Ele começa em 1980 com o livro
"Adeus ao Proletariado". Nele, o intelectual orgânico dos movimentos
sindicais anunciava o esgotamento
do potencial revolucionário do operariado, mas para salientar as novas
dinâmicas que estavam sendo postas em circulação por uma espécie
de não-classe de neoproletários, ou
seja, sujeitos que não viam mais o
emprego fixo como fundamento dos
modos de socialização.
Pois a flexibilização posta pelo capitalismo pós-fordista, e a respeito
da qual Gorz nunca se enganou sobre suas reais intenções, trazia o germe da superação do capitalismo. Ela
poderia permitir a rearticulação da
relação entre valor, capital e saber a
partir do momento em que o valor
não for mais diretamente vinculado
à posse dos meios de produção, mas
ao saber "imaterial" que só pode ser
sintetizado por quem tem tempo livre para aprimorar-se em esferas
ampliadas de interação social.
Contra aqueles que identificam
uma tonalidade utópica-liberal indelével nesse discurso das benesses
da flexibilização, Gorz insiste que a
centralidade deste "imaterial" próprio ao que ele chama de "capitalismo cognitivo" será a senha para a
crise do capitalismo. Pois a centralidade do "imaterial" traz a possibilidade da criação de uma "dissidência
digital" que guardaria as expectativas emancipatórias que um dia foram depositadas no operariado.
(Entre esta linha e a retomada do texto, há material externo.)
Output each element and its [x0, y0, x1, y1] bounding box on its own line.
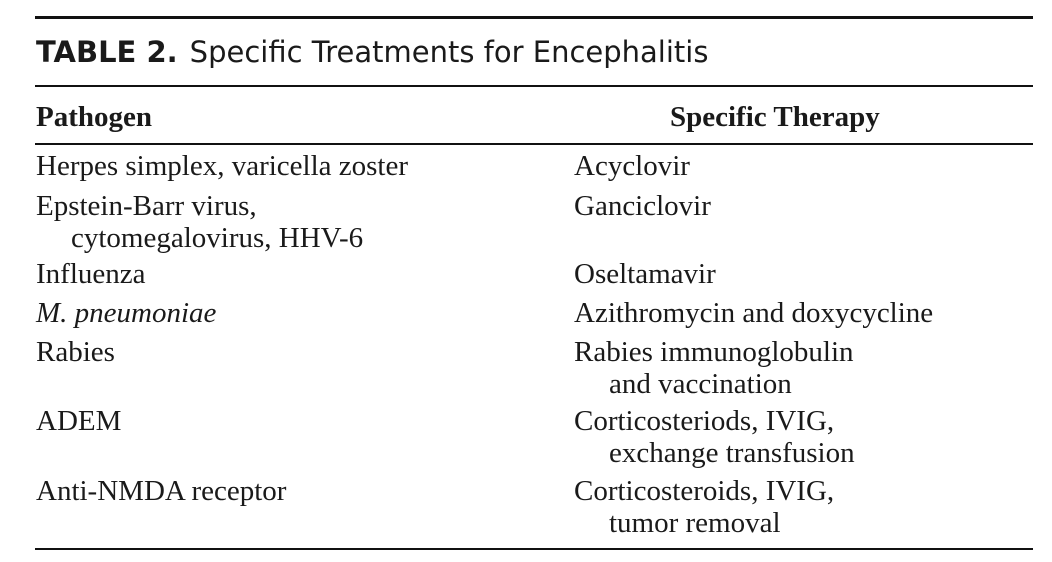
therapy-cell — [574, 336, 854, 400]
pathogen-cell — [36, 336, 115, 368]
therapy-text-continued: and vaccination — [609, 368, 792, 400]
therapy-text: Azithromycin and doxycycline — [574, 297, 934, 329]
therapy-text-continued: tumor removal — [609, 507, 781, 539]
therapy-cell — [574, 297, 933, 329]
therapy-text: Acyclovir — [574, 150, 690, 182]
pathogen-text: Herpes simplex, varicella zoster — [36, 150, 409, 182]
pathogen-cell — [36, 150, 408, 182]
pathogen-text: Epstein-Barr virus, — [36, 190, 257, 222]
pathogen-text: Rabies — [36, 336, 115, 368]
therapy-text: Corticosteriods, IVIG, — [574, 405, 835, 437]
therapy-text: Rabies immunoglobulin — [574, 336, 854, 368]
table-number: TABLE 2. — [36, 35, 178, 69]
table-top-rule — [35, 16, 1033, 19]
column-header-pathogen: Pathogen — [36, 101, 152, 133]
therapy-cell — [574, 405, 855, 469]
pathogen-cell — [36, 258, 146, 290]
header-rule — [35, 143, 1033, 145]
table-bottom-rule — [35, 548, 1033, 550]
pathogen-text: Anti-NMDA receptor — [36, 475, 287, 507]
therapy-text: Ganciclovir — [574, 190, 711, 222]
therapy-text: Oseltamavir — [574, 258, 716, 290]
therapy-text: Corticosteroids, IVIG, — [574, 475, 835, 507]
caption-rule — [35, 85, 1033, 87]
pathogen-cell — [36, 405, 121, 437]
column-header-specific-therapy: Specific Therapy — [670, 101, 880, 133]
therapy-cell — [574, 258, 716, 290]
pathogen-cell — [36, 297, 216, 329]
therapy-text-continued: exchange transfusion — [609, 437, 855, 469]
table-title: Specific Treatments for Encephalitis — [189, 35, 709, 69]
pathogen-text: ADEM — [36, 405, 122, 437]
therapy-cell — [574, 190, 711, 222]
pathogen-text: Influenza — [36, 258, 146, 290]
pathogen-cell — [36, 475, 286, 507]
pathogen-text: M. pneumoniae — [36, 297, 217, 329]
therapy-cell — [574, 150, 690, 182]
pathogen-cell — [36, 190, 363, 254]
pathogen-text-continued: cytomegalovirus, HHV-6 — [71, 222, 364, 254]
table-caption — [36, 30, 708, 74]
therapy-cell — [574, 475, 834, 539]
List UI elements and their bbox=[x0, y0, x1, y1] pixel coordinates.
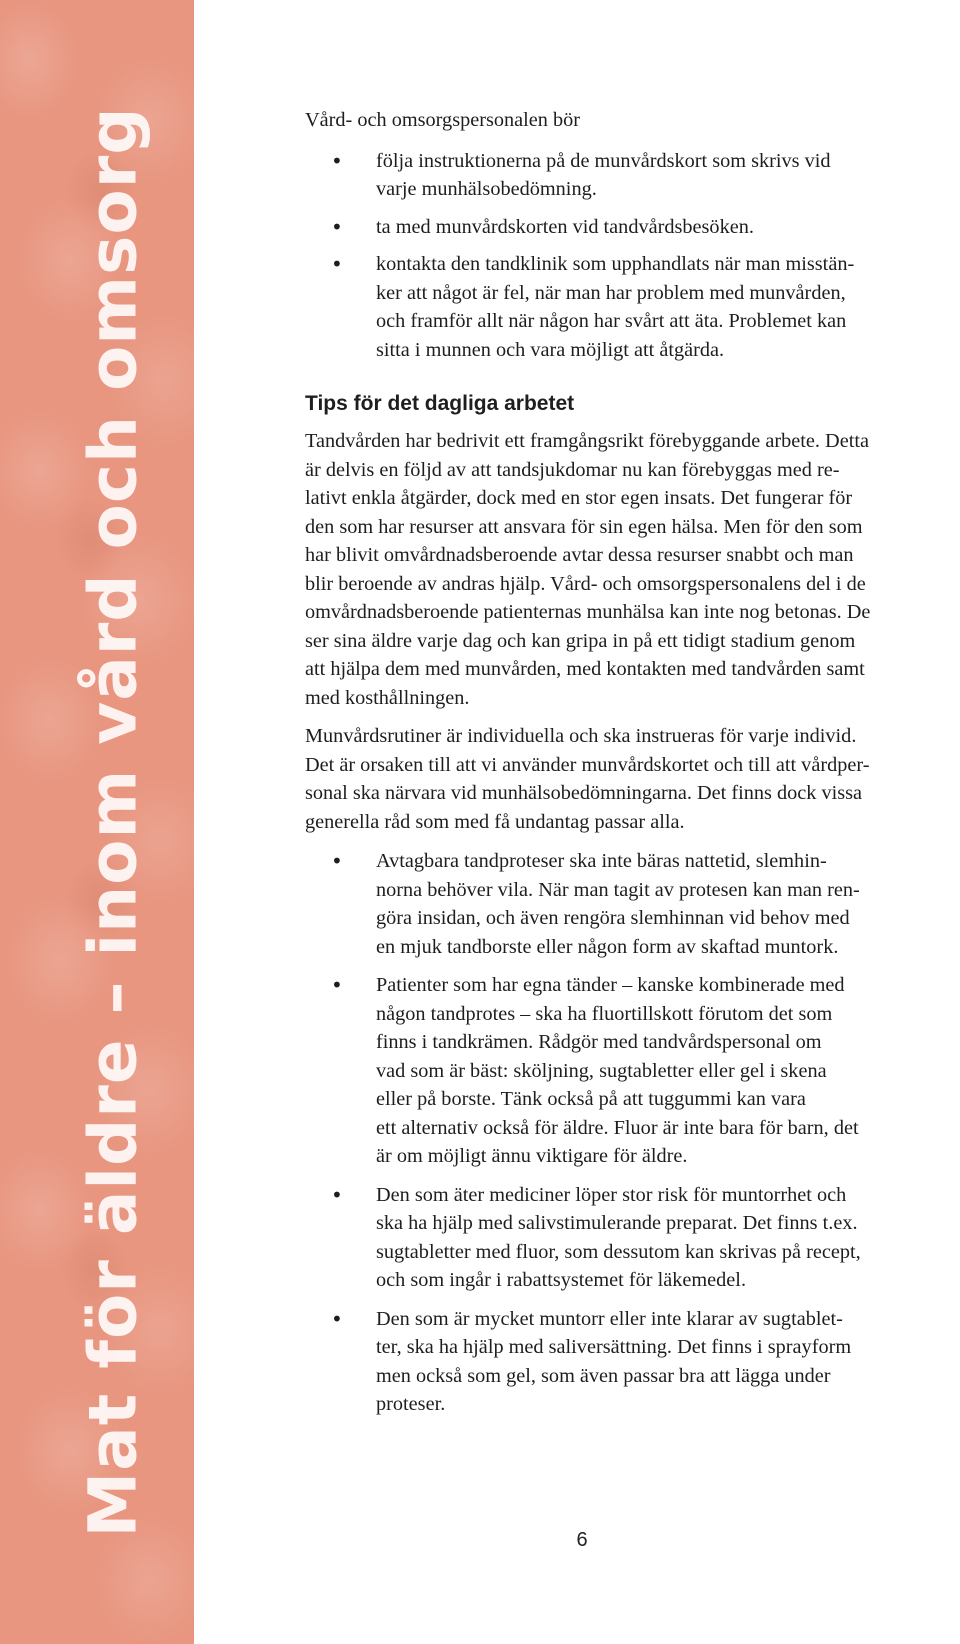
text-line: Tandvården har bedrivit ett framgångsrikt förebyggande arbete. Detta bbox=[305, 430, 869, 452]
paragraph-1 bbox=[305, 427, 960, 712]
list-item-line: Avtagbara tandproteser ska inte bäras nattetid, slemhin- bbox=[376, 850, 827, 872]
bullet-icon: • bbox=[331, 973, 343, 997]
list-item-line: någon tandprotes – ska ha fluortillskott förutom det som bbox=[376, 1002, 833, 1025]
list-item-line: är om möjligt ännu viktigare för äldre. bbox=[376, 1145, 688, 1167]
bullet-icon: • bbox=[331, 1306, 343, 1331]
list-item-line: sitta i munnen och vara möjligt att åtgärda. bbox=[376, 338, 725, 361]
text-line: blir beroende av andras hjälp. Vård- och omsorgspersonalens del i de bbox=[305, 572, 866, 595]
bullet-icon: • bbox=[331, 252, 343, 276]
bullet-icon: • bbox=[331, 849, 343, 873]
text-line: har blivit omvårdnadsberoende avtar dessa resurser snabbt och man bbox=[305, 544, 854, 566]
list-item-line: Den som äter mediciner löper stor risk för muntorrhet och bbox=[376, 1183, 847, 1206]
page-content bbox=[305, 106, 960, 1429]
list-item bbox=[305, 213, 960, 242]
list-item-line: ett alternativ också för äldre. Fluor är inte bara för barn, det bbox=[376, 1116, 859, 1139]
list-item bbox=[305, 250, 960, 364]
text-line: sonal ska närvara vid munhälsobedömningarna. Det finns dock vissa bbox=[305, 782, 863, 804]
list-item bbox=[305, 971, 960, 1171]
list-item-line: ska ha hjälp med salivstimulerande preparat. Det finns t.ex. bbox=[376, 1212, 858, 1234]
list-item-line: ter, ska ha hjälp med saliversättning. Det finns i sprayform bbox=[376, 1336, 852, 1358]
list-item-line: göra insidan, och även rengöra slemhinnan vid behov med bbox=[376, 907, 850, 929]
text-line: omvårdnadsberoende patienternas munhälsa kan inte nog betonas. De bbox=[305, 601, 871, 623]
list-item-line: varje munhälsobedömning. bbox=[376, 178, 597, 200]
list-item-line: ta med munvårdskorten vid tandvårdsbesöken. bbox=[376, 215, 754, 238]
text-line: generella råd som med få undantag passar alla. bbox=[305, 810, 685, 833]
list-item-line: vad som är bäst: sköljning, sugtabletter eller gel i skena bbox=[376, 1059, 827, 1082]
bullet-icon: • bbox=[331, 1182, 343, 1207]
sidebar-walnut-banner bbox=[0, 0, 194, 1644]
list-item bbox=[305, 1181, 960, 1295]
text-line: ser sina äldre varje dag och kan gripa in på ett tidigt stadium genom bbox=[305, 629, 856, 652]
list-item-line: proteser. bbox=[376, 1393, 446, 1415]
page-number: 6 bbox=[576, 1529, 588, 1551]
text-line: den som har resurser att ansvara för sin egen hälsa. Men för den som bbox=[305, 515, 863, 538]
section-heading: Tips för det dagliga arbetet bbox=[305, 392, 575, 415]
list-item-line: en mjuk tandborste eller någon form av skaftad muntork. bbox=[376, 935, 839, 958]
bullet-icon: • bbox=[331, 214, 343, 239]
list-item bbox=[305, 1305, 960, 1419]
list-item bbox=[305, 147, 960, 204]
text-line: lativt enkla åtgärder, dock med en stor egen insats. Det fungerar för bbox=[305, 487, 853, 509]
text-line: Det är orsaken till att vi använder munvårdskortet och till att vårdper- bbox=[305, 753, 870, 776]
list-item-line: och som ingår i rabattsystemet för läkemedel. bbox=[376, 1269, 747, 1291]
intro-text: Vård- och omsorgspersonalen bör bbox=[305, 109, 581, 131]
list-item bbox=[305, 847, 960, 961]
text-line: Munvårdsrutiner är individuella och ska instrueras för varje individ. bbox=[305, 725, 857, 747]
list-item-line: och framför allt när någon har svårt att äta. Problemet kan bbox=[376, 310, 847, 332]
text-line: är delvis en följd av att tandsjukdomar nu kan förebyggas med re- bbox=[305, 458, 840, 481]
list-item-line: kontakta den tandklinik som upphandlats när man misstän- bbox=[376, 253, 855, 275]
text-line: med kosthållningen. bbox=[305, 686, 470, 709]
list-item-line: finns i tandkrämen. Rådgör med tandvårdspersonal om bbox=[376, 1031, 822, 1053]
text-line: att hjälpa dem med munvården, med kontakten med tandvården samt bbox=[305, 658, 865, 680]
paragraph-2 bbox=[305, 722, 960, 836]
list-item-line: Den som är mycket muntorr eller inte klarar av sugtablet- bbox=[376, 1307, 843, 1330]
list-item-line: ker att något är fel, när man har problem med munvården, bbox=[376, 281, 846, 304]
list-item-line: norna behöver vila. När man tagit av protesen kan man ren- bbox=[376, 878, 860, 901]
duties-list bbox=[305, 147, 960, 365]
bullet-icon: • bbox=[331, 148, 343, 173]
list-item-line: sugtabletter med fluor, som dessutom kan skrivas på recept, bbox=[376, 1240, 861, 1263]
list-item-line: följa instruktionerna på de munvårdskort som skrivs vid bbox=[376, 149, 831, 172]
list-item-line: eller på borste. Tänk också på att tuggummi kan vara bbox=[376, 1088, 806, 1110]
list-item-line: Patienter som har egna tänder – kanske kombinerade med bbox=[376, 974, 845, 996]
list-item-line: men också som gel, som även passar bra att lägga under bbox=[376, 1364, 831, 1387]
advice-list bbox=[305, 847, 960, 1419]
sidebar-title: Mat för äldre – inom vård och omsorg bbox=[74, 106, 152, 1538]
Mas, para tanto, a esquerda deveria parar de lutar pelo pleno emprego para lutar por algo mais radical:
uma "renda de existência incondicional", uma espécie de salário incondicional não mais vinculado ao
emprego e pago diretamente pelo
Estado -única condição para que a
produção do "imaterial" possa ser
articulada em condições ideais.
Essas foram as questões abordadas
por Gorz na entrevista abaixo.
Folha - Contrariamente à maioria
dos economistas, o senhor afirma que
a destruição do Estado de Bem-Estar
Social não foi ligada aos altos custos
da seguridade social. O senhor poderia explicar melhor esse ponto?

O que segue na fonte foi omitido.